Manufacturing under way at SAF-Holland plant in  Bessenbach Germany. Photo: SAF-Holland S.A.

Luxembourg-based SAF-Holland S.A. has announced that an anticipated decline in the North American truck market will cause it to reduce production capacity by closing two plants in Michigan and consolidating its component manufacturing in five remaining factories.

The change will also move production closer to its truck and trailer customer base, the company announced from its European headquarters.

“This decision will align the organizational structure with the changes in the market situation and secure the long-term competitiveness of the North American plant network,” the announcement said. “The internal logistic processes will also be optimized to improve delivery times.”

Central to the plans is the closing of the plants in Muskegon and Holland, Mich., and transitioning to locations in Dumas, Ark., Cincinnati, Ohio, and Wylie, Tex., SAF-Holland said.  It will invest about $3 million at those facilities.

The company did not mention how many workers will be affected by the closings, or by possible production increases  at the remaining plants. Production of individual product groups, which until now was dispersed over various locations, will each be centralized at one location.

“The remaining locations are closer geographically to the major truck and trailer customers so that lead time responsiveness can be improved and customer requests for locations with shorter delivery times can be met,” the statement said. Testing centers and administrative offices of the Muskegon and Holland locations will be centralized at the facility in Muskegon.

“This will enable us to build a new state-of-the-art engineering and technology center at the Muskegon location,” the company said. “In addition, the headquarters and corporate functions of the Americas region will be centralized in Muskegon.”
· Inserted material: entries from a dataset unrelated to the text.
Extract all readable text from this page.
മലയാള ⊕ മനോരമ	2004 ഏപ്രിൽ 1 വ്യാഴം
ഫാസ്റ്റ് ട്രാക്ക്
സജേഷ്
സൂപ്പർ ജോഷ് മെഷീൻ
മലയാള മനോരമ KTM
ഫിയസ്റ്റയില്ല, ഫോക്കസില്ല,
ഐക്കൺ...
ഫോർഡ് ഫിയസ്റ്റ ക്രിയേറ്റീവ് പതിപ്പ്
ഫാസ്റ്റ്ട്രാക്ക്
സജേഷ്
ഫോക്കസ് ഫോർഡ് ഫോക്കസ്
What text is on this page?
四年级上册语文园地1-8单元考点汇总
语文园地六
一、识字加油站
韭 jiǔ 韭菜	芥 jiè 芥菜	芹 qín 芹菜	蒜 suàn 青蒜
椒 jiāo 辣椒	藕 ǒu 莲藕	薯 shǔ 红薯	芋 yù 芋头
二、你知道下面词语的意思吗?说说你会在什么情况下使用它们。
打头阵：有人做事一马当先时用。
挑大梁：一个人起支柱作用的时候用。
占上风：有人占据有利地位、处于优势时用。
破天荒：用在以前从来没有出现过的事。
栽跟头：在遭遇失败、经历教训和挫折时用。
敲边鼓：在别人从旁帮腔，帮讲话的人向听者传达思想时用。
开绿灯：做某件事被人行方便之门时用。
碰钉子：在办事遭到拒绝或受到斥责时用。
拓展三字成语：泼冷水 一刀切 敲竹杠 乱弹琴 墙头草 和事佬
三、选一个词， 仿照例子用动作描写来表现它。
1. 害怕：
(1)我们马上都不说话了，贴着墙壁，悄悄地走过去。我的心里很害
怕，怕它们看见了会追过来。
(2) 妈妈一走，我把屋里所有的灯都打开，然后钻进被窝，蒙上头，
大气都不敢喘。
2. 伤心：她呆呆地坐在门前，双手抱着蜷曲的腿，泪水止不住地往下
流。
The transition, which is expected to be implemented over 18 months, will lead to one-time restructuring costs of as much as $10 million this year. That will consist mainly of moving costs, impairment on machines and equipment, and severance payments.

“The consolidation of production capacity in North America allows for far-reaching improvements through better customer proximity and thereby leaner logistics operations, centralized production processes and productivity increases,” the statement said.